O ‘‘diálogo’’ entre os presidentes foi confirmado ontem pelo porta-voz da Presidência da República, Georges LamaziSre. Entretanto, uma fonte do Palácio do Planalto informou que dificilmente a solução para o mais recente confronto comercial entre os dois principais sócios do Mercosul se dará em negociações diretas entre os presidentes. ‘‘Os governos estão em permanente contato. Mas a negociação, de fato, se dá entre seus ministérios e de suas chancelarias’’, afirmou.
O ministro das Relações Exteriores, Celso Lafer, reuniu-se ontem com o assessor internacional do Ministério da Fazenda, Marcus Caramuru, e com a secretária de Comércio Exterior, Lytha Spíndola. Eles analisaram a possibilidade de o governo argentino manter a resolução 258/01, que reduziu a margem de preferência tarifária para produtos brasileiros dos setores de informática e telecomunicações, bens de capital e automotivo. Também avaliaram a hipótese de a Argentina pedir um ‘‘waver’’, ou seja, uma suspensão temporária de suas obrigações como membro do Mercosul ou mesmo sua saída do bloco.
Os mesmos temas serão retomados nas discussões entre todos os ministros da Camex. A intenção do governo será encontrar uma alternativa para que, uma eventual saída ou suspensão da Argentina, não inviabilize completamente as negociações em andamento sobre o livre comércio entre o Mercosul e a União Européia. Conforme afirmou à AE um dos negociadores do bloco europeu, o mandato concedido pelos países que o integram foi para uma discussão com o Mercosul – não com uma união aduaneira desmantelada ou com seus países, individualmente.
Sem a Argentina no Mercosul, a União Européia teria de negociar internamente um novo pedido de mandato, tarefa que demandaria mais tempo. ‘‘Nós estamos dando uma carta de confiança para o Mercosul. Daqui para a frente, a negociação depende de um entendimento interno do Mercosul’’.

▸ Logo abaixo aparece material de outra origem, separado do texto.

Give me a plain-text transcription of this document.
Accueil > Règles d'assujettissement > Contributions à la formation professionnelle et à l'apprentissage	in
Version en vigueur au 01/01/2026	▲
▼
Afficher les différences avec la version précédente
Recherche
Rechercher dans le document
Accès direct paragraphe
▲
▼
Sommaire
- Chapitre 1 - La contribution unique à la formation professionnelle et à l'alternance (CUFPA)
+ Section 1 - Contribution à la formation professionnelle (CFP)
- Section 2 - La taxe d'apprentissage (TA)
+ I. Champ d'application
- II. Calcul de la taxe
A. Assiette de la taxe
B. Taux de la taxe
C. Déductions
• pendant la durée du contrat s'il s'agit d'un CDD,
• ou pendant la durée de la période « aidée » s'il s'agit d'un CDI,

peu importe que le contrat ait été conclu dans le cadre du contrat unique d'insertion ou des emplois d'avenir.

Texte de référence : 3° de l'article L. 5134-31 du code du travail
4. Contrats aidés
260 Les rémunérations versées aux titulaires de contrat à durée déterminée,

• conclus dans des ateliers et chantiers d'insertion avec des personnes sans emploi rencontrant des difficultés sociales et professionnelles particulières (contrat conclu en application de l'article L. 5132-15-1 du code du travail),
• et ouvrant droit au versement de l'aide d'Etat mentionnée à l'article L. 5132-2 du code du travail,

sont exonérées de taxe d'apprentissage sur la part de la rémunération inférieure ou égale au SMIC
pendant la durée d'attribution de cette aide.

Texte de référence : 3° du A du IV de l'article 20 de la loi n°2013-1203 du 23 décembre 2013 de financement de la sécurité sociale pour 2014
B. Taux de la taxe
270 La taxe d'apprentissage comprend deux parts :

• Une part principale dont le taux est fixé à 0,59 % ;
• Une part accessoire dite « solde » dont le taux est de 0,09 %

O porta-voz da Presidência, George LamaziSre, disse ontem que a afirmação do ministro da Economia da Argentina, Domingo Cavallo, de que o Brasil trabalha para que a desvalorização do real não seja permanente ‘‘é óbvia’’. ‘‘Quem é que quer a desvalorização da sua própria moeda?’’, questionou FHC, segundo seu porta-voz. O presidente brasileiro disse ainda que trabalha para que o real recupere seu valor porque há um ‘‘overshooting’’ ou sobredesvalorização, que normalmente acompanha crises cambiais.
Segundo LamaziSre, FHC não pretende comentar as medidas internas tomadas pela Argentina, mas que ‘‘proximamente’’ o Itamaraty irá se pronunciar novamente sobre a questão da mudança tarifária naquele país, que está prejudicando o Brasil e o Mercosul.